Sourced from Phys.Org
Extreme heat poses a unique challenge to cities in the United States. According to the National Weather Service, extreme heat accounts for 20 percent of deaths by natural hazard in the United States, taking an average of 130 lives per year.
With exploding urban populations and increasing migration, cities are struggling to keep up with increases in extreme heat-related climate impacts, threatening human health, straining energy resources and reducing economic productivity.
Heavily populated cities like Chicago have made an effort to mitigate the effects of extreme heat, implementing green roofs designed to provide insulation and significantly lower temperatures.
Now in a new study published in Environmental Research Letters, researchers have created an integrated framework to identify which neighborhoods would benefit most from green roofs—and provide city officials with a strategic approach to ensure the best return on their investment to beat the heat.

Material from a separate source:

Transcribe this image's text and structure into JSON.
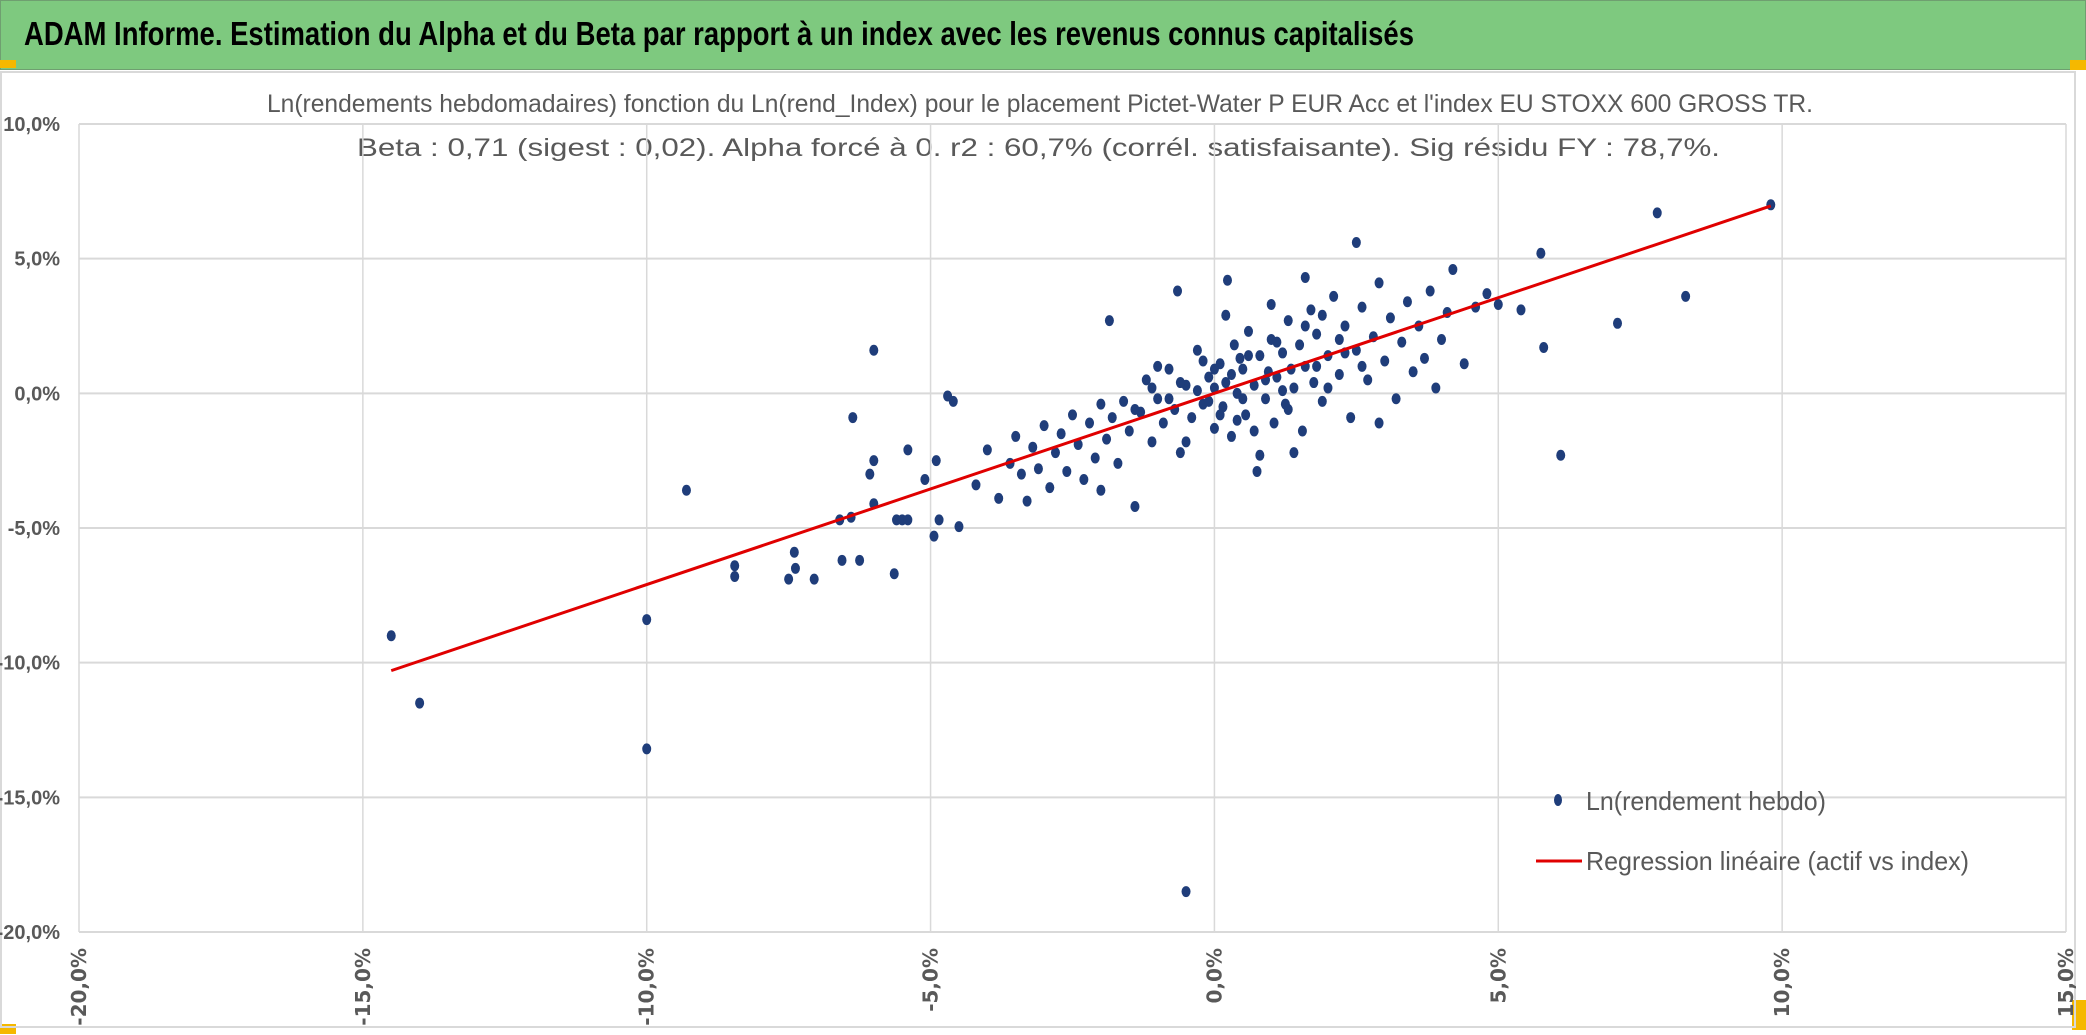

"We wanted to look at the potential of these types of mitigation strategies through the eyes of the mayor, city manager or city planner," said Ashish Sharma, research assistant professor in the Department of Civil and Environmental Engineering and Earth Sciences at the University of Notre Dame, who led the study for Notre Dame's Environmental Change Initiative. "If you're considering factors like temperature and electricity consumption to improve quality of life, reduce energy loads and lower temperatures, you need a scientific and interdisciplinary approach. We examined temperatures based on current climate models, electricity consumption (air conditioning) loads from public available data, and socioeconomic vulnerability of census tracts to identify susceptible hotspots. The goal of this study is to help city officials make more-informed decisions when it comes to urban planning."